It's gross to think about, but anybody can get pinworms. To learn how to stay worm-free, read on!
Pinworms are a type of little worm that commonly infects the intestines, often in kids. Many of the kids in your school have probably had pinworms at one time, and the worms are nothing to be afraid of.
Pinworms are really small — about as long as a staple. Their eggs get inside the body through the mouth after you touch something which is contaminated with pinworm eggs, then touch your hands to your mouth.
After getting in your mouth, the eggs pass through the digestive system. The eggs hatch in the small intestine, and the baby worms grow and move on to the large intestine. There, the pinworms grab onto the wall of the intestine. After a few weeks, the female pinworms move to the end of the large intestine, and they come out of the body at night to lay their eggs around the anus.
The amount of time that passes from when someone swallows the eggs until the worms lay new eggs is about 1 to 2 months.
Pinworm eggs can end up on anything touched by someone who has pinworms: on a counter in the kitchen, in a bed, or on a desk at school. The eggs also can be on clothes, towels, or eating utensils. The eggs can live for about 2 weeks, and when you accidentally touch them and then put your fingers in your mouth, you can swallow the eggs without even knowing it.
Pinworms can also spread from one person to another.
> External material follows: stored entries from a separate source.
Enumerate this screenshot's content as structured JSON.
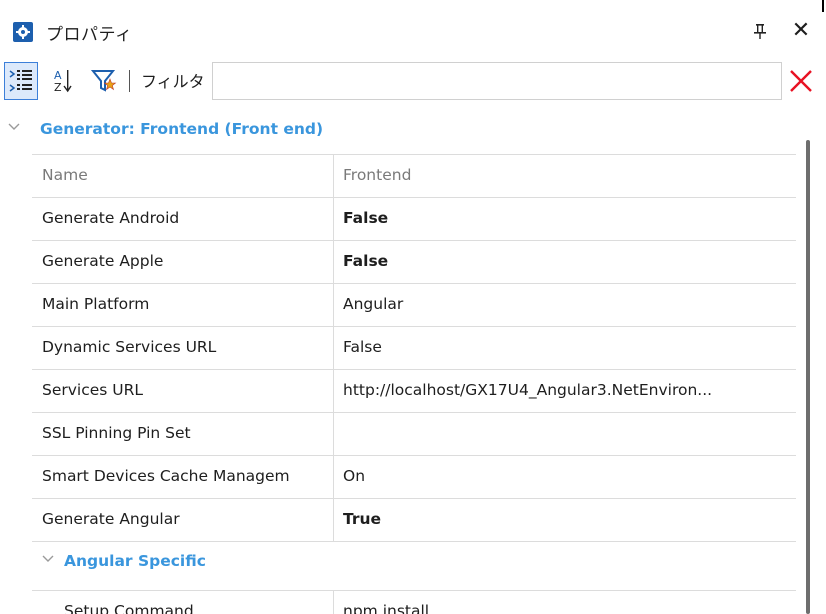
{
  "window": {
    "title": "プロパティ",
    "pin_glyph": "ꟸ",
    "close_glyph": "✕"
  },
  "toolbar": {
    "categorized_icon": "categorized-view-icon",
    "sort_icon": "sort-az-icon",
    "filter_icon": "filter-star-icon",
    "filter_label": "フィルタ",
    "filter_value": "",
    "clear_icon": "clear-x-icon"
  },
  "categories": [
    {
      "label": "Generator: Frontend (Front end)"
    },
    {
      "label": "Angular Specific"
    }
  ],
  "properties": [
    {
      "name": "Name",
      "value": "Frontend"
    },
    {
      "name": "Generate Android",
      "value": "False"
    },
    {
      "name": "Generate Apple",
      "value": "False"
    },
    {
      "name": "Main Platform",
      "value": "Angular"
    },
    {
      "name": "Dynamic Services URL",
      "value": "False"
    },
    {
      "name": "Services URL",
      "value": "http://localhost/GX17U4_Angular3.NetEnviron..."
    },
    {
      "name": "SSL Pinning Pin Set",
      "value": ""
    },
    {
      "name": "Smart Devices Cache Managem",
      "value": "On"
    },
    {
      "name": "Generate Angular",
      "value": "True"
    }
  ],
  "angular_properties": [
    {
      "name": "Setup Command",
      "value": "npm install"
    }
  ],
  "colors": {
    "accent": "#3a96dd",
    "clear": "#e81123",
    "icon_blue": "#1d5fae"
  }
}
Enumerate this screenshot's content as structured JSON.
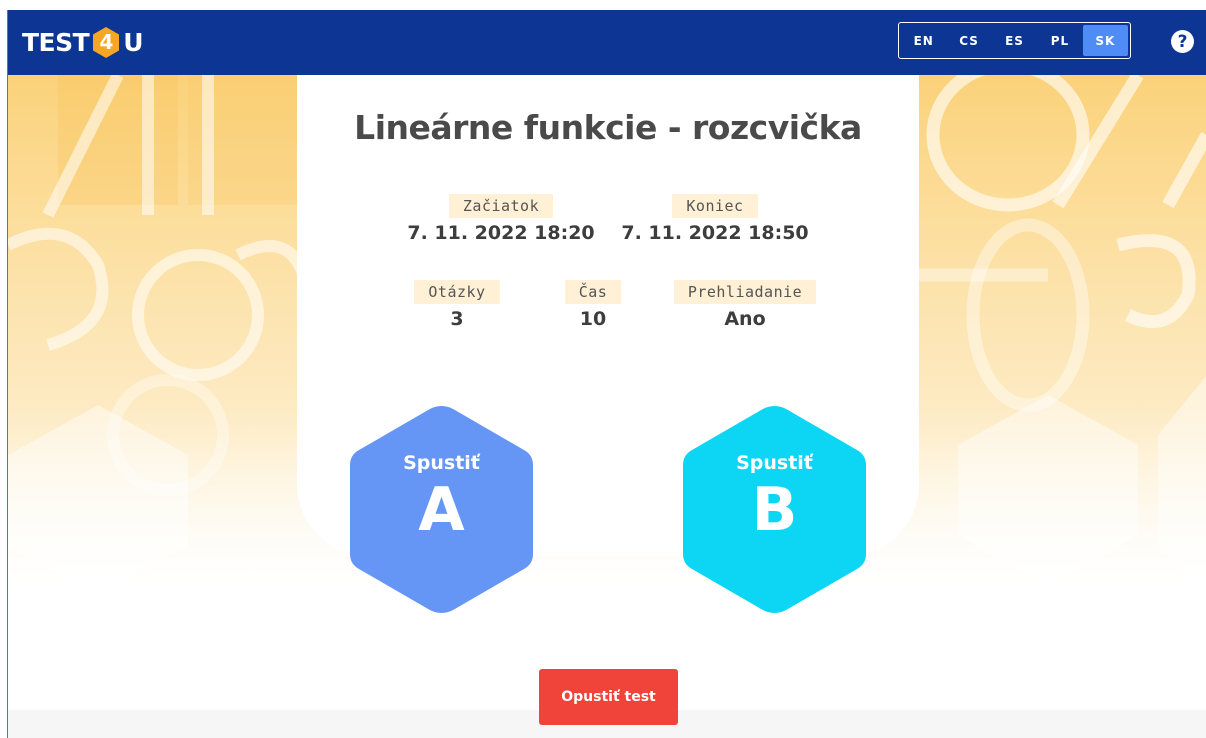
{
  "header": {
    "logo_left": "TEST",
    "logo_digit": "4",
    "logo_right": "U",
    "languages": [
      "EN",
      "CS",
      "ES",
      "PL",
      "SK"
    ],
    "active_language": "SK",
    "help_symbol": "?"
  },
  "test": {
    "title": "Lineárne funkcie - rozcvička",
    "start": {
      "label": "Začiatok",
      "value": "7. 11. 2022 18:20"
    },
    "end": {
      "label": "Koniec",
      "value": "7. 11. 2022 18:50"
    },
    "questions": {
      "label": "Otázky",
      "value": "3"
    },
    "time": {
      "label": "Čas",
      "value": "10"
    },
    "review": {
      "label": "Prehliadanie",
      "value": "Ano"
    }
  },
  "variants": [
    {
      "label": "Spustiť",
      "letter": "A",
      "color": "#6596f6"
    },
    {
      "label": "Spustiť",
      "letter": "B",
      "color": "#0cd6f4"
    }
  ],
  "leave_button": "Opustiť test",
  "colors": {
    "header": "#0d3593",
    "logo_hex": "#f5a623",
    "leave_button": "#f0443a",
    "label_bg": "#fff0d6"
  }
}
The worms do not come from pets, only people. And people who have pinworms are not dirty — kids can get pinworms no matter how often they take a bath or play in the mud.
Kids in school get pinworms easily because they spend a lot of time with other kids, who may have pinworms. They might touch something with pinworm eggs on it when they're playing with other kids and eat the eggs without even knowing it. The eggs are so light that a few may even end up in the air, where they could be swallowed when you breathe in. This is not a common way of getting pinworms, though.
If you already have pinworms, you could swallow more eggs if you scratch around your bottom and put your fingers in your mouth. Or a few of the eggs around your anus could hatch while they're on your skin, and the baby worms might crawl back inside your body and grow into adults.
If you have pinworms, you might see the worms in the toilet after you go to the bathroom. They look like tiny pieces of white thread. You also might see them on your underwear when you wake up in the morning. But the pinworm eggs are too tiny to be seen without a microscope.
The itching from the pinworms might wake you up in the middle of the night and make you squirm a lot. So if you're itchy and sore on your backside, tell your mom or dad. And if you see worms in your underwear or in the toilet, you should tell a parent right away. You should know, though, that some people with pinworms don't have any symptoms at all.
If your parent thinks you have pinworms, she or he will take you to the doctor so you can get medicine to get rid of the worms.
To be sure that you have pinworms, the doctor may have your parent help you do an easy test at home. Your parent will place a small piece of tape on the skin around your anus at night or when you first get up in the morning, then take it off and bring it to the doctor. It doesn't hurt at all, and the doctor will look at the tape under a microscope to see if there are any eggs on it. He or she might also take some samples from under your fingernails to see if there are any eggs.
If you have pinworms, don't worry. They don't cause any harm (just itching!), and it won't take long to get rid of them. Your doctor will give you some medicine that you will take 2 times over 2 weeks to be sure the worms are gone. The doctor can also give you a cream to help stop the itching.
Because it's easy to pass pinworms on to other people, the doctor may want the other people in your house to take medicine, too. Your mom or dad will probably want to wash everyone's sheets and pajamas to get rid of any eggs that might still be around.
The best way to keep from getting pinworms is to wash your hands with warm, soapy water before you eat, after you play outside, and after you use the toilet. Try to keep your fingernails short and clean, and don't scratch around your bottom or bite your nails.
Because pinworm eggs can hang around in clothes, be sure to change your underwear every day and always put on a clean pair. Ask someone to wash your pajamas every few days, too.
With these simple steps, you can keep the worms away!